Touching the Book

This post was contributed by Dr Heather Tilley, Exhibition Curator of the Touching the Book exhibition which launches today (18 July 2013) and runs until 31 October 2013 in the Peltz Gallery in Birkbeck’s School of Arts. Dr Tilley will be blogging at blogs.bbk.ac.uk/touchingthebook throughout the exhibition.

Front cover to James Gall’s ‘The First Class Book for the Blind’, 1840. Credit: RNIB

Front cover to James Gall’s ‘The First Class Book for the Blind’, 1840. Credit: RNIB

I first started working on nineteenth-century embossed books for blind people about six years ago, as part of my PhD research into the relationship between blindness and writing in the nineteenth century. It is a research process that has been underpinned by two, overlapping, concerns: firstly, the question of academic ownership and secondly, the relationship between touch and sight. These books, as the exhibition draws attention to, were initially produced within the realm of the visual: often produced by people with sight, and designed to be read simultaneously by people with sight.

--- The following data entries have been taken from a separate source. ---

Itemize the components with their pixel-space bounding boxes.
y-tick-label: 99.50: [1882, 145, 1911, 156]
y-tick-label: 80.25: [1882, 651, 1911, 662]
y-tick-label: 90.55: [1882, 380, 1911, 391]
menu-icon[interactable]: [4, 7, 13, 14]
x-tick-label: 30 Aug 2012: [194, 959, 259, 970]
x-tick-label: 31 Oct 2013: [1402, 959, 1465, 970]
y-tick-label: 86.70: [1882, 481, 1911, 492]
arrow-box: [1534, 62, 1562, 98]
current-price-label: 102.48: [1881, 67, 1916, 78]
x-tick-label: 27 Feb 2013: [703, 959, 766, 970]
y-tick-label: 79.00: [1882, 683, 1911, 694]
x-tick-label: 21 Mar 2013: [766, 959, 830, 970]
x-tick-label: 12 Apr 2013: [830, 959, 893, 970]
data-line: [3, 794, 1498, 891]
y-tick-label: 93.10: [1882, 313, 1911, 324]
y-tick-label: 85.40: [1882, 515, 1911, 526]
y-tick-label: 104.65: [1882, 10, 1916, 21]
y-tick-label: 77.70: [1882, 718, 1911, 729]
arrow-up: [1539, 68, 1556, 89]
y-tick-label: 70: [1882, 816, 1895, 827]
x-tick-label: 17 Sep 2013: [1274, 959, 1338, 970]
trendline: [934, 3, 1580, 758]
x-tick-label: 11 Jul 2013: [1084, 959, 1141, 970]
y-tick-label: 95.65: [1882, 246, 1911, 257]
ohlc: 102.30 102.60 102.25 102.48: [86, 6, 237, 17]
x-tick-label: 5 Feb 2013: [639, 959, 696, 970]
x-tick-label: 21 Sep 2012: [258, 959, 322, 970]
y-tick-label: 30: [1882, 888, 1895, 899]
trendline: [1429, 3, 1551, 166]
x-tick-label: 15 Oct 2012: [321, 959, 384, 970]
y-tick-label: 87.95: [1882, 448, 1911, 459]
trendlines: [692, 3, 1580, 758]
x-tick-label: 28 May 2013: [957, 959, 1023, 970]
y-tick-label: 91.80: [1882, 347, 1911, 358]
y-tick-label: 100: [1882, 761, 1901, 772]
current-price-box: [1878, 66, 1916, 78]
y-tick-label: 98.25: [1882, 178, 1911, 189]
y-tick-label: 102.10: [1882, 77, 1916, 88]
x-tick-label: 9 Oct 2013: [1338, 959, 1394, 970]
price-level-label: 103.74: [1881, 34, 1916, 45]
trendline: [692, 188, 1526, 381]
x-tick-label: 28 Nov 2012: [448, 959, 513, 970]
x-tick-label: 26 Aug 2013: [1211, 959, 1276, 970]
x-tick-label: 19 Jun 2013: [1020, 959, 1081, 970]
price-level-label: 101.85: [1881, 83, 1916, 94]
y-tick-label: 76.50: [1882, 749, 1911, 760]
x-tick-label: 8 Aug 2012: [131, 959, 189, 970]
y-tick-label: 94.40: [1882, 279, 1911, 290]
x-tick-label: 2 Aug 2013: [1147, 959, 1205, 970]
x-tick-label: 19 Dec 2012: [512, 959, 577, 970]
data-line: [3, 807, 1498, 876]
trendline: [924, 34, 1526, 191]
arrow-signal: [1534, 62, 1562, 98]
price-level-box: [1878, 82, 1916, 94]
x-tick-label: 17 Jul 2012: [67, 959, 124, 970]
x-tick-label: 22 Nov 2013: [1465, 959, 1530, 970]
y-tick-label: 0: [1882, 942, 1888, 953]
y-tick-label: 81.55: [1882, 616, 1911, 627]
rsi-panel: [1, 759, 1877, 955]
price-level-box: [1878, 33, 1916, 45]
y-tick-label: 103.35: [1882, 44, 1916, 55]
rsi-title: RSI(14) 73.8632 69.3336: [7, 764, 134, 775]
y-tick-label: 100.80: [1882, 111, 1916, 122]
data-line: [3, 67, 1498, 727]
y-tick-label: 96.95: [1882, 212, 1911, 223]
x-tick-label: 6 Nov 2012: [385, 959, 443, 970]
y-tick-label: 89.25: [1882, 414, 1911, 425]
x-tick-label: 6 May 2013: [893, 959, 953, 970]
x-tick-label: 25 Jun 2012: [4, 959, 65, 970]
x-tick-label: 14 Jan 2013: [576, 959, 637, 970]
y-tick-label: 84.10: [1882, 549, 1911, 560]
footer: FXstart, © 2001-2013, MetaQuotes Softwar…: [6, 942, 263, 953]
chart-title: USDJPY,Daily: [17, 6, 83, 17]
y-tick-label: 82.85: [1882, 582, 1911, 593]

As a sighted researcher, I was conscious of the fact that much of the discourse around these books – the guides, codes, statements and reports that detailed their production and use – was in printed text, difficult to access by blind people (the sources have largely not been digitised in a meaningful way). The embossed alphabet systems themselves – many of them long obsolete – might have little tactual meaning to a blind person in the twenty-first century. The content of much of the early embossed literature also raises a further set of problems as it belongs very much to mid-nineteenth century evangelical culture, with an emphasis on biblical texts and spiritual guides. To what extent is it helpful or desirable to transcribe the content of these embossed books into other formats (for example braille)? As my researches unfolded, the question of form and media became more central to my analysis than content (although there are correlations between all three), as the point at which the important issue of blind peoples’ reading experiences began to emerge.

First page of the St John’s Gospel embossed in Frere type, 1843. Credit: RNIB

First page of the St John’s Gospel embossed in Frere type, 1843. Credit: RNIB

What then, do we do with these books? How do we read them, and what histories can we draw from them? We need, first of all, a critical practice that more clearly attends to the experience of touch, and its relationship to vision in this period. As my post on James Gall’s first book details, and the exhibition explores, touch was frequently theorised as a useful but often inferior tool for cognitive understanding in early discourses on embossed reading practices. This is where the history of embossed literature intersects with the history of the senses, as shifting ideas of both touch (as well as the literary sign) open up the way for experiments and innovations in this area. We might also explore how these experiments in turn affected wider cultural understanding of both blindness and the sense of touch (interest in the hypothetical blind man restored to sight, a key figure in Enlightenment philosophy, shifts to the tactile intelligence of the feeling blind person in texts such as Alexander Bain’s The Senses and the Intellect, 1855). These are the questions that underpin the exhibition, and that I, and other colleagues – not least the exciting work being done by Vanessa Warne and Jan-Eric Olsén – are exploring in other research forums.

Most significantly, what was it like for blind and partially-sighted people to touch and handle these books? How successful and enriching was their reading experience, from both a perceptual and educational/entertainment point of view? Archives recording traces of reading experiences by blind people are notoriously scanty, as it is mainly institutional perspectives (such as correspondence between institution directors and teachers) that were deemed worthy of recording for posterity.

Unknown photographer, Ann Whiting, ambrotype, c. 1850-60s. Private Collection

Unknown photographer, Ann Whiting, ambrotype, c. 1850-60s. Private Collection

It’s my point here that we can learn something about reading experiences from the form of the books themselves. These books invite an affective reading, impressing traces of previous readers in the dirt of the pages, and the worn surfaces of some of the embossed letters. There is a sense, then, of these books as things which have been used and handled. Indeed some books, such as the copy of St John’s Gospel in Lucas type on display in the exhibition that belonged to Harriet Curry, can be attributed to particular owners and readers. It is this that led to the development of an exhibition proposal that would explore the physical and material qualities of the books themselves and invite reflection on the relationship between these books and their readers. Whilst the fragility of the books means that they will be presented in cases in the exhibition, relief images of some of the central alphabets and texts will allow visitors to get a sense of how these books felt to the touch.

Beyond the exhibition and in the UK, the Royal National Institute for Blind People (RNIB) is based nearby and has a rich collection of embossed literature available to consult. And part of the scope of the exhibition blog is to help build up a sense of where other materials are located, and to share information and knowledge about this history. Over the coming months, a series of guest contributors will post about other objects, materials, and collections relating to this history. There is a rise of interest in the history of visual disability. It’s my hope that this rise entails the recovery of more narratives and records about the people who read these books, beyond the hyperbolic – and silencing – accounts we often find in official discourses.

References

Alexander Bain, The Senses and the Intellect (London: John W. Parker and Son, 1855), pp. 346-47.